Javon Masters, a fifth-year basketball player for the University of New Brunswick Varsity Reds, is arguably one of the best scorers in Canada.
According to the Atlantic University Sport league, Masters broke the existing record of 2,069 career points, set by former University of Prince Edward Island star Curtis Robinson in 1996.
“I do think I am the best player in Canada,“ said Masters.
“It is not disrespect to any other players across the country. I have self-believe in myself, and my number has spoken to myself.”
As a huge LeBron James fan, 23 has become a faith on his jersey, and he has honoured this number by achieving two conference most valuable player awards and an average of 27.7 points.
From Kitchener, Ontario, the 300,000-population town, bred Masters to become a baller since he was seven-years-old. He played in the highest league in Ontario, traveled to China last summer to play for 3D Global Sports team and chose UNB five years ago, with a goal of winning the Atlantic title since he set his foot in the game.
“It feels good to be back here on Canadian soil, playing with UNB,” Masters said.

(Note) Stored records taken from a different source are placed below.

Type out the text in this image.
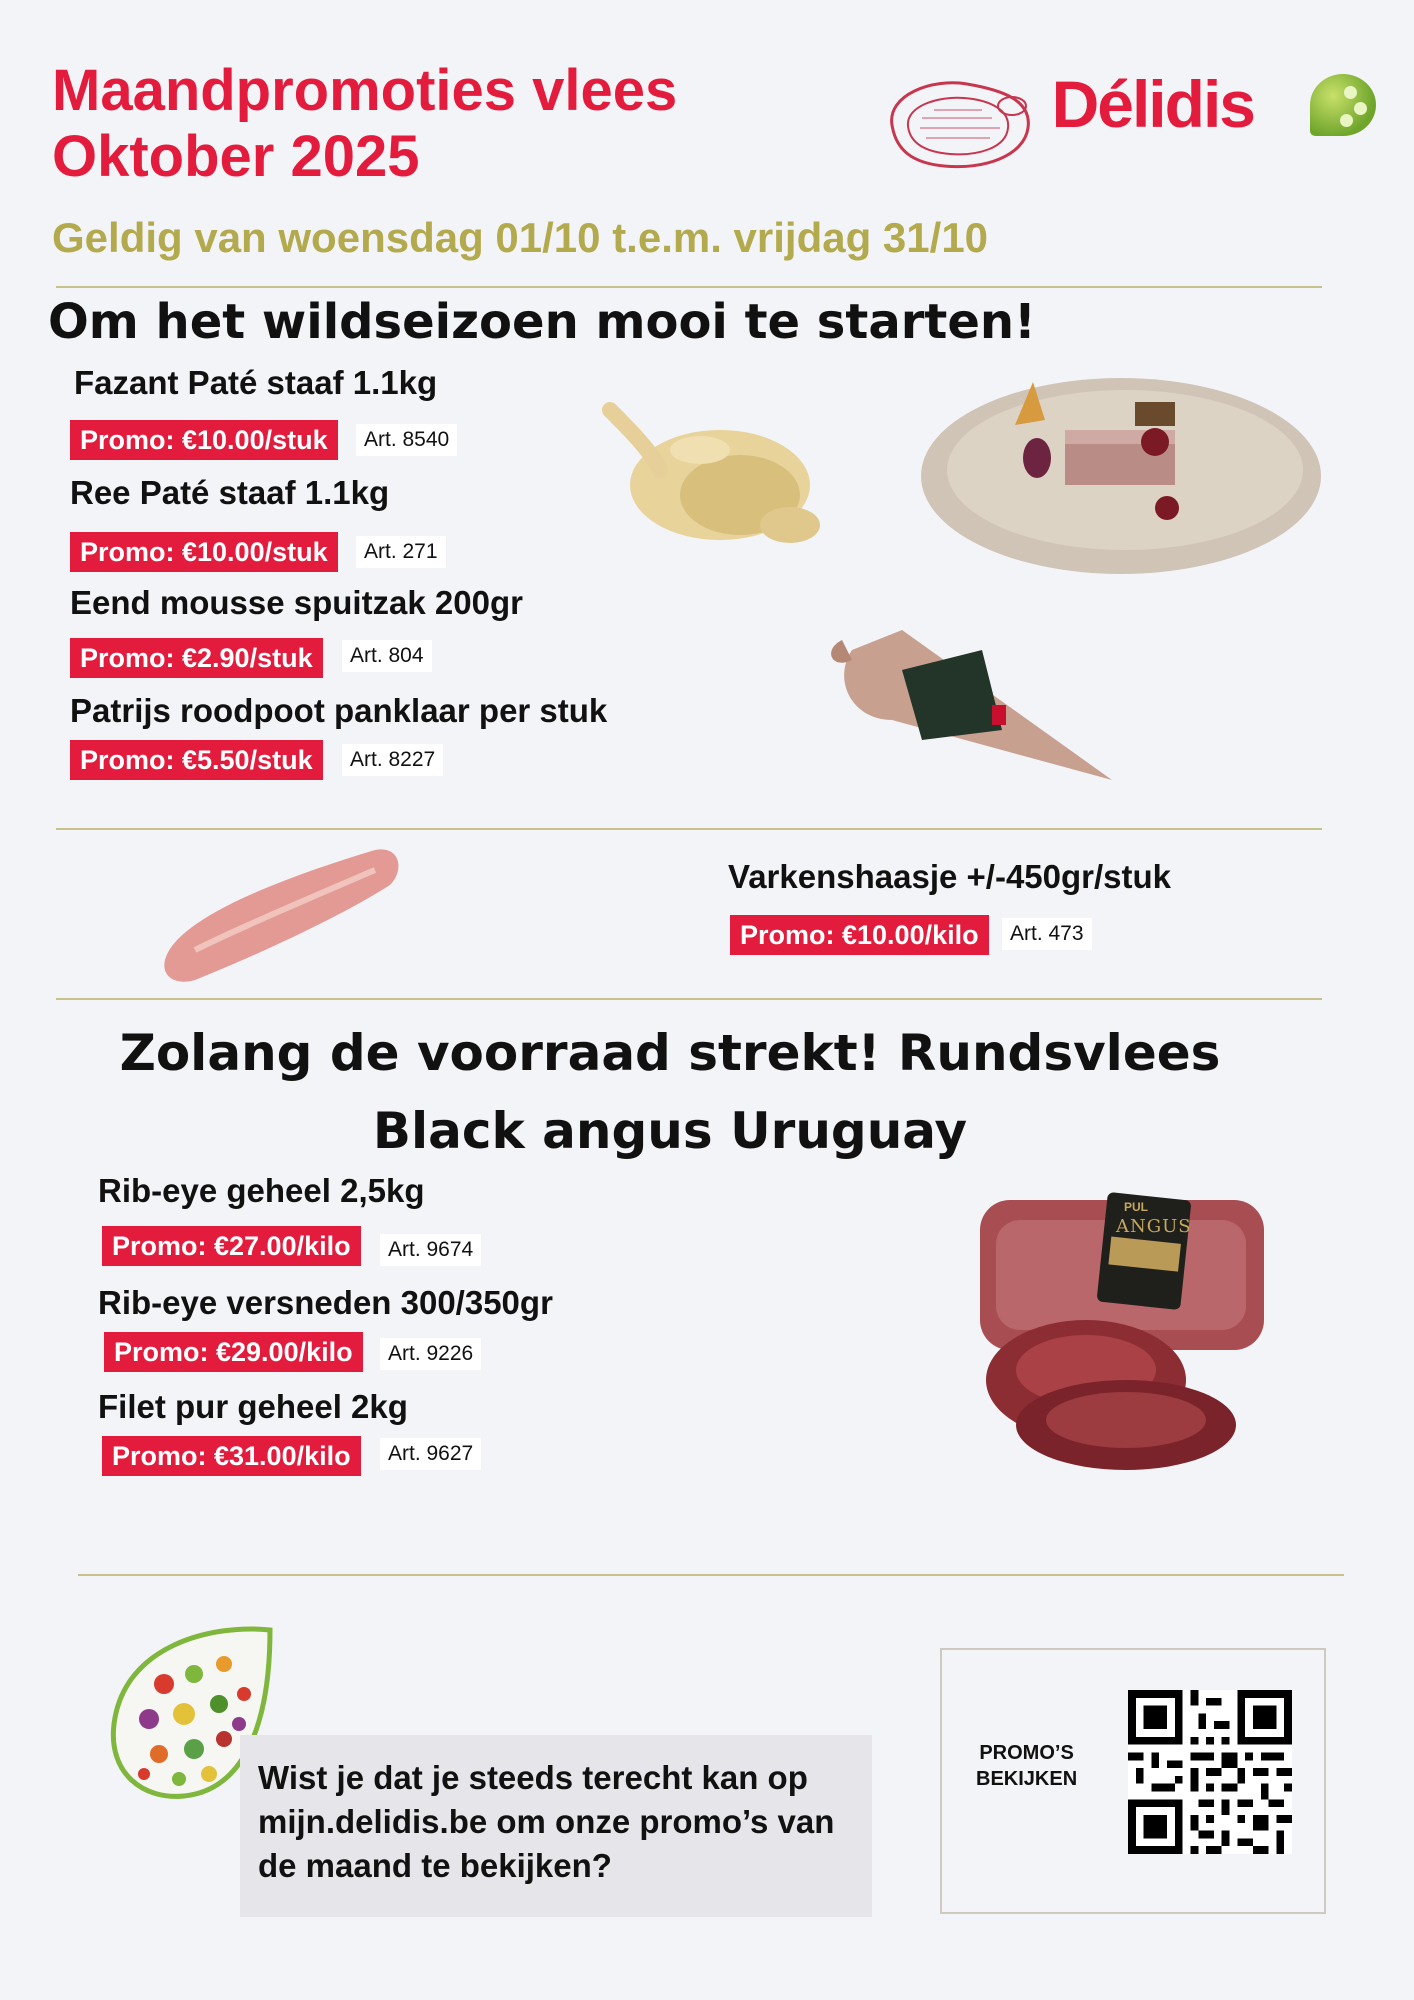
Maandpromoties vlees
Oktober 2025
Délidis
Geldig van woensdag 01/10 t.e.m. vrijdag 31/10
Om het wildseizoen mooi te starten!
Fazant Paté staaf 1.1kg
Promo: €10.00/stuk	Art. 8540
Ree Paté staaf 1.1kg
Promo: €10.00/stuk	Art. 271
Eend mousse spuitzak 200gr
Promo: €2.90/stuk	Art. 804
Patrijs roodpoot panklaar per stuk
Promo: €5.50/stuk	Art. 8227
Varkenshaasje +/-450gr/stuk
Promo: €10.00/kilo	Art. 473
Zolang de voorraad strekt! Rundsvlees
Black angus Uruguay
Rib-eye geheel 2,5kg
Promo: €27.00/kilo	Art. 9674
Rib-eye versneden 300/350gr
Promo: €29.00/kilo	Art. 9226
Filet pur geheel 2kg
Promo: €31.00/kilo	Art. 9627
PUL
ANGUS
Wist je dat je steeds terecht kan op mijn.delidis.be om onze promo’s van de maand te bekijken?
PROMO’S
BEKIJKEN
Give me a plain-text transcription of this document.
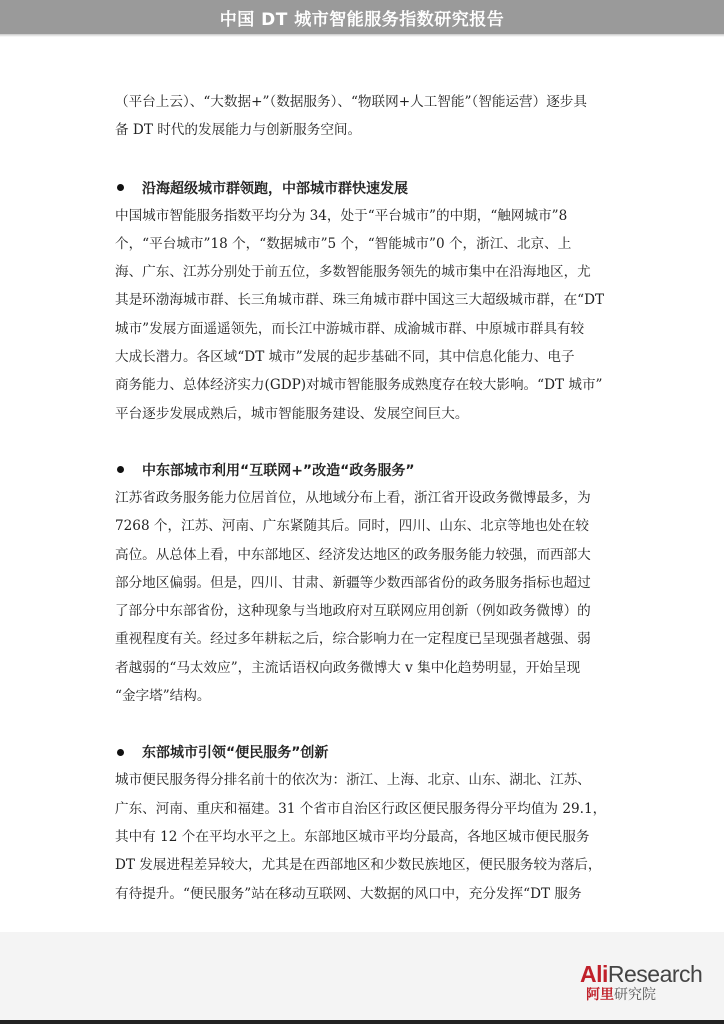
中国 DT 城市智能服务指数研究报告

（平台上云）、“大数据+”（数据服务）、“物联网+人工智能”（智能运营）逐步具

备 DT 时代的发展能力与创新服务空间。

沿海超级城市群领跑，中部城市群快速发展

中国城市智能服务指数平均分为 34，处于“平台城市”的中期，“触网城市”8

个，“平台城市”18 个，“数据城市”5 个，“智能城市”0 个，浙江、北京、上

海、广东、江苏分别处于前五位，多数智能服务领先的城市集中在沿海地区，尤

其是环渤海城市群、长三角城市群、珠三角城市群中国这三大超级城市群，在“DT

城市”发展方面遥遥领先，而长江中游城市群、成渝城市群、中原城市群具有较

大成长潜力。各区域“DT 城市”发展的起步基础不同，其中信息化能力、电子

商务能力、总体经济实力(GDP)对城市智能服务成熟度存在较大影响。“DT 城市”

平台逐步发展成熟后，城市智能服务建设、发展空间巨大。

中东部城市利用“互联网+”改造“政务服务”

江苏省政务服务能力位居首位，从地域分布上看，浙江省开设政务微博最多，为

7268 个，江苏、河南、广东紧随其后。同时，四川、山东、北京等地也处在较

高位。从总体上看，中东部地区、经济发达地区的政务服务能力较强，而西部大

部分地区偏弱。但是，四川、甘肃、新疆等少数西部省份的政务服务指标也超过

了部分中东部省份，这种现象与当地政府对互联网应用创新（例如政务微博）的

重视程度有关。经过多年耕耘之后，综合影响力在一定程度已呈现强者越强、弱

者越弱的“马太效应”，主流话语权向政务微博大 v 集中化趋势明显，开始呈现

“金字塔”结构。

东部城市引领“便民服务”创新

城市便民服务得分排名前十的依次为：浙江、上海、北京、山东、湖北、江苏、

广东、河南、重庆和福建。31 个省市自治区行政区便民服务得分平均值为 29.1，

其中有 12 个在平均水平之上。东部地区城市平均分最高，各地区城市便民服务

DT 发展进程差异较大，尤其是在西部地区和少数民族地区，便民服务较为落后，

有待提升。“便民服务”站在移动互联网、大数据的风口中，充分发挥“DT 服务

AliResearch
阿里研究院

Masters said he likes the feeling on the UNB campus and the community is so welcoming. He appreciates coach Brent Baker, who has been with him for five years.
But, just like any regular university kids, he does find it challenging to be a student athlete.
“Not many people understand the amount of sacrifice and time and effort that we have to put in our sports,” Master said.
“It can be challenging sometimes, but we have a pretty good support system here in university.”
Though UNB is typically superior in the sport battles, Masters recalled playing against St. Thomas University in his first, second and third years with nothing but best wishes.
“[STU has] been always competing for the Atlantic Collegiate Athletic Association title, going against Holland College and Mount Allison University,” said Masters.
“It is not difficult to play against them, but sometimes they gave us a little bit of challenge, with how they played.”
There are two leagues in the Atlantic region. One is AUS, a sport organization responsible for governing university sport at member Atlantic Canadian universities. The other is ACAA, which STU plays in, has been hosting conferences among Atlantic colleges since 1967.
“Hopefully I’ll see [STU] be more successful and hopefully they win the ACAA title in the future.”